Durante años, el comercio electrónico estuvo asociado casi exclusivamente a millennials y centennials. En paralelo, el vino cargó con otro estereotipo: el de ser una bebida elegida principalmente por hombres. Sin embargo, los datos de CyberWine muestran que ambas ideas quedaron viejas.
En la última edición del evento, las mujeres representaron cerca del 60% de los usuarios, mientras que el grupo de mayores de 55 años concentró la mayor participación entre quienes navegaron la plataforma para conocer y comprar vinos. Más que una curiosidad estadística, el dato refleja cómo evolucionó el comercio electrónico y cómo cambió la forma en que los consumidores se relacionan con una de las bebidas más tradicionales del país.
“Seguimos chipeados con que Internet es un canal para gente joven, pero eso dejó de ser así. Cuando una persona quiere comprar un producto, lo hace por donde le resulta más conveniente. Y eso hoy incluye también a consumidores de 60, 70 u 80 años”, explicó Andrés Rodríguez, director de CyberWine.

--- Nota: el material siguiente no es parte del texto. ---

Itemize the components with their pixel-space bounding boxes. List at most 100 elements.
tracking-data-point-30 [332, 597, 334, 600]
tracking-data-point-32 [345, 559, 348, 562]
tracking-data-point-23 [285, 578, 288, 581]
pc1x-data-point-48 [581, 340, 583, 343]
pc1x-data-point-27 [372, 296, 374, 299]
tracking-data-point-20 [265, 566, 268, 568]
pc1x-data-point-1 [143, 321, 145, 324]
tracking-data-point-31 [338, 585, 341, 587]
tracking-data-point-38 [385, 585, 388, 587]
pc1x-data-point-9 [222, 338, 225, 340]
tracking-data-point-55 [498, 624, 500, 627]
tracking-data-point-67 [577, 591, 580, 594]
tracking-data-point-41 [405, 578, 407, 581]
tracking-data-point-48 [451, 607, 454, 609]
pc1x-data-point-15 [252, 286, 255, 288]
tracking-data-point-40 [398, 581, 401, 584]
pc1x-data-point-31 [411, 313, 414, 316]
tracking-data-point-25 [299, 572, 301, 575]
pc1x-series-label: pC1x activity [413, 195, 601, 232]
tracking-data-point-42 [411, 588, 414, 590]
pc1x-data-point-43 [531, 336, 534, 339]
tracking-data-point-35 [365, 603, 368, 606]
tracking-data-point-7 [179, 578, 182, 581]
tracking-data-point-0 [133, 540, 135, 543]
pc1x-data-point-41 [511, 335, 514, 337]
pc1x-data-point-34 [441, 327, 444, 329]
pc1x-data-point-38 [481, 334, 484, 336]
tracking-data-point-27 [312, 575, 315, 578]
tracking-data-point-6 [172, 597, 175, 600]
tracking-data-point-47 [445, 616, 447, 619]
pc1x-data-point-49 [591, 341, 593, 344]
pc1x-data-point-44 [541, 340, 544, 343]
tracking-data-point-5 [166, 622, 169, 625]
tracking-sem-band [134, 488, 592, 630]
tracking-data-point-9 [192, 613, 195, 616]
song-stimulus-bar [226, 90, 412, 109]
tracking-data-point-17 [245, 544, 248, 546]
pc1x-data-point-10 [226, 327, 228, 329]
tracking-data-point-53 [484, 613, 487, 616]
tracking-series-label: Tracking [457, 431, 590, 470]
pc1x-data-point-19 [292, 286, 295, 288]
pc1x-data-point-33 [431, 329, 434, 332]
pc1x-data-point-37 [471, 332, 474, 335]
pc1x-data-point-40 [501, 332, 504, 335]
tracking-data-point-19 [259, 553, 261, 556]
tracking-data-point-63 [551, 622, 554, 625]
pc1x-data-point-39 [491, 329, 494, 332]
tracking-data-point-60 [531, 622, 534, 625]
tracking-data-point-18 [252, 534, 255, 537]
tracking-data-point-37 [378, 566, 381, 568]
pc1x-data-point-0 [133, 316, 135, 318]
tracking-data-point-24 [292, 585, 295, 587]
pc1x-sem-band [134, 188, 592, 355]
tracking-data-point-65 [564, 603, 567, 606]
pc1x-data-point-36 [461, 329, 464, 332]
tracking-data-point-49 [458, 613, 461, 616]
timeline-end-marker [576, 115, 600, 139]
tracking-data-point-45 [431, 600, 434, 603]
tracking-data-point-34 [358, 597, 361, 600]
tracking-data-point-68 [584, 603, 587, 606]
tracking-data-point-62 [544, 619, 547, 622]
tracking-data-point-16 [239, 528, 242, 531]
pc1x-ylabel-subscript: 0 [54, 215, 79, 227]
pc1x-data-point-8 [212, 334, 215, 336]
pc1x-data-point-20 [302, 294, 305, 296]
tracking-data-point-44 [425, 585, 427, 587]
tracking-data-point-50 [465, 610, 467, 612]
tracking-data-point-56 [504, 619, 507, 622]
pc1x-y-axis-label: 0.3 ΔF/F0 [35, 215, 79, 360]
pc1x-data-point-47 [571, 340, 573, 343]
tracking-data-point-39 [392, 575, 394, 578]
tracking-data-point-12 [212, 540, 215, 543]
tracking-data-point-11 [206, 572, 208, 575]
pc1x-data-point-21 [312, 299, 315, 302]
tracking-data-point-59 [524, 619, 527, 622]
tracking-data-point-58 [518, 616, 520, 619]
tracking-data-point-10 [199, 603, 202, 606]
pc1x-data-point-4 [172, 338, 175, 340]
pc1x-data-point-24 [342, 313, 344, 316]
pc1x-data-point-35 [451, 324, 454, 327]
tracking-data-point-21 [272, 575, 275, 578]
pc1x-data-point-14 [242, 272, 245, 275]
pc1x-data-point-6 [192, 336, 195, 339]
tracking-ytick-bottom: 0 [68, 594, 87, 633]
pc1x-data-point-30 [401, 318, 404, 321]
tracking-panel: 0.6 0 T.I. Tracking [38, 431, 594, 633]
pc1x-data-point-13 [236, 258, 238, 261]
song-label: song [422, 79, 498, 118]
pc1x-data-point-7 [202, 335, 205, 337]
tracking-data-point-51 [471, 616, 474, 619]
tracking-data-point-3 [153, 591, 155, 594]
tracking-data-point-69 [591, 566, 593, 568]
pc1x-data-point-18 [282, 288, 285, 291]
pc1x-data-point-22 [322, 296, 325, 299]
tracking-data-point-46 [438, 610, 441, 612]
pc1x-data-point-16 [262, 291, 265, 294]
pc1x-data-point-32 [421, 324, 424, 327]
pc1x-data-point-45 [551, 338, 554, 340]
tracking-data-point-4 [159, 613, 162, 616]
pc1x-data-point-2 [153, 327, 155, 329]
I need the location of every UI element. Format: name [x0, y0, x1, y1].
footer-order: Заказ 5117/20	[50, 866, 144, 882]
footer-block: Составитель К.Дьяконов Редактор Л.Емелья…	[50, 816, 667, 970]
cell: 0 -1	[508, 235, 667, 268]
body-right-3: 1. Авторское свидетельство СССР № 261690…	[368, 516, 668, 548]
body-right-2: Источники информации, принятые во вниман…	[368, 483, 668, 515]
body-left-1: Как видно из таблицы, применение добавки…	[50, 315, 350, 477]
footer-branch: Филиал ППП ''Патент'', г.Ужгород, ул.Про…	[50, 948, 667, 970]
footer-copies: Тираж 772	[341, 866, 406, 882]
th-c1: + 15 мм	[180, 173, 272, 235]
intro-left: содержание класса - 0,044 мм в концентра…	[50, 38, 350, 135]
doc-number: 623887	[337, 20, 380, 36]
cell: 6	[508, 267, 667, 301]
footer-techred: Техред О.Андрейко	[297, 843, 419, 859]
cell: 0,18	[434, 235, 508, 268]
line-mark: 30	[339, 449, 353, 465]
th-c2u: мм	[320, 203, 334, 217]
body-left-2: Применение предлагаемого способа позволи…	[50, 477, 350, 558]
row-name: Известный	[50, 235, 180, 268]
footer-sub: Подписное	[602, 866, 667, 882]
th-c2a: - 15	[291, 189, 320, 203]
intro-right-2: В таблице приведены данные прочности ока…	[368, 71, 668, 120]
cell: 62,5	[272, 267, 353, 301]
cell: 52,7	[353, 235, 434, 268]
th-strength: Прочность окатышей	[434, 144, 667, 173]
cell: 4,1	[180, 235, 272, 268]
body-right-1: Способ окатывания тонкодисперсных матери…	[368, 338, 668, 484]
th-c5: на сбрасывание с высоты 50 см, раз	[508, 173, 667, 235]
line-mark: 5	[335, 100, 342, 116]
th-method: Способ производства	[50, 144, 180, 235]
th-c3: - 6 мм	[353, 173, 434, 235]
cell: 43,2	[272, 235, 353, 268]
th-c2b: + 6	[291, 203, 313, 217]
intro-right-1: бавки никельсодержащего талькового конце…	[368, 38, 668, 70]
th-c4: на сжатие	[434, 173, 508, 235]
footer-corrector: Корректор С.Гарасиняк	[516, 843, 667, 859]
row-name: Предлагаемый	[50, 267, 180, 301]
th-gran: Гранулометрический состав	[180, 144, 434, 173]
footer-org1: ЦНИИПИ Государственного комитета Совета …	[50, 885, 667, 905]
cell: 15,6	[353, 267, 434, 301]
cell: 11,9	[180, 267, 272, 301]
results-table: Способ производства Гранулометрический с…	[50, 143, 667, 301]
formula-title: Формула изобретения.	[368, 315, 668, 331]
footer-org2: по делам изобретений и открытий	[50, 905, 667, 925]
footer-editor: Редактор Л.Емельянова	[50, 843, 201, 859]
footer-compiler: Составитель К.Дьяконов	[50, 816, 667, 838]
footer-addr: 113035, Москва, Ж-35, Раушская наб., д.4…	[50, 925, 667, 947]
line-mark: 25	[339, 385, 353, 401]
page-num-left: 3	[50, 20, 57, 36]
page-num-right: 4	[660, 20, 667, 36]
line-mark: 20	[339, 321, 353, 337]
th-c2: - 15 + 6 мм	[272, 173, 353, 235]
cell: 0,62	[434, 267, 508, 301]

El ejecutivo aclara que el fenómeno no implica un cambio de estrategia para las bodegas ni para el propio evento. “No dirigimos CyberWine a mujeres mayores de 55 años. Lo que muestran los datos es que el vino dejó de ser una categoría asociada a un único perfil de consumidor y que Internet ya no es un canal exclusivo para los jóvenes”, sostuvo.
Un consumidor más maduro
Para Rodríguez, el predominio de los mayores de 55 años tiene una explicación sencilla: el vino es un producto cuyo consumo suele sofisticarse con la edad.
“El consumidor argentino entra al mundo del vino de a poco. A medida que crece, empieza a interesarse por etiquetas más complejas o de mayor precio. El comercio electrónico simplemente refleja esa realidad; no la crea”, explicó.
En otras palabras, el cambio no está en el vino, sino en Internet. Mientras el comercio electrónico madura como canal, también madura el perfil de quienes lo utilizan para comprar.
Algo similar ocurre con la participación femenina. Según Rodríguez, las mujeres suelen dedicar más tiempo a investigar, comparar alternativas y explorar opciones antes de concretar una compra, un comportamiento que también se refleja en el mundo del vino.
“En la etapa de búsqueda y descubrimiento, el consumo está más dominado por la mujer. Después, al momento de la compra, esa diferencia puede achicarse, pero la navegación muestra claramente ese comportamiento”, señaló.
Del descuento al descubrimiento
Ese cambio de hábitos también modificó el papel del comercio electrónico para las bodegas. Si en un comienzo la venta online aparecía como un canal adicional para comercializar vinos, hoy funciona además como una herramienta para acercar consumidores a etiquetas que muchas veces no llegan a las góndolas tradicionales.
Cada vez más bodegas desarrollan sus propias tiendas online y venden directamente al público, lo que les permite contar su historia, mostrar todo su portfolio y construir una relación más cercana con los consumidores. Del otro lado, quienes compran acceden a una oferta mucho más amplia, que incluye desde pequeños productores familiares hasta bodegas boutique distribuidas en distintas regiones vitivinícolas del país.
En ese contexto, del martes 4 al domingo 9 de agosto de 2026 se realizará una nueva edición de CyberWine, el evento que reúne a bodegas de todo el país para impulsar la venta directa a través de Internet.
Este año participarán más de 50 establecimientos, frente a los 30 que formaron parte de la primera edición en 2023. En 2025, la plataforma recibió más de 200.000 visitantes y derivó más de 440.000 ingresos hacia las tiendas online de las bodegas participantes.
Para Rodríguez, el principal cambio es cultural. “Comprar vino online ya no significa solamente recibir una caja en la puerta de casa. Significa descubrir bodegas que antes era difícil conocer, comparar regiones, estilos y etiquetas, y construir una relación distinta con el vino”, concluyó.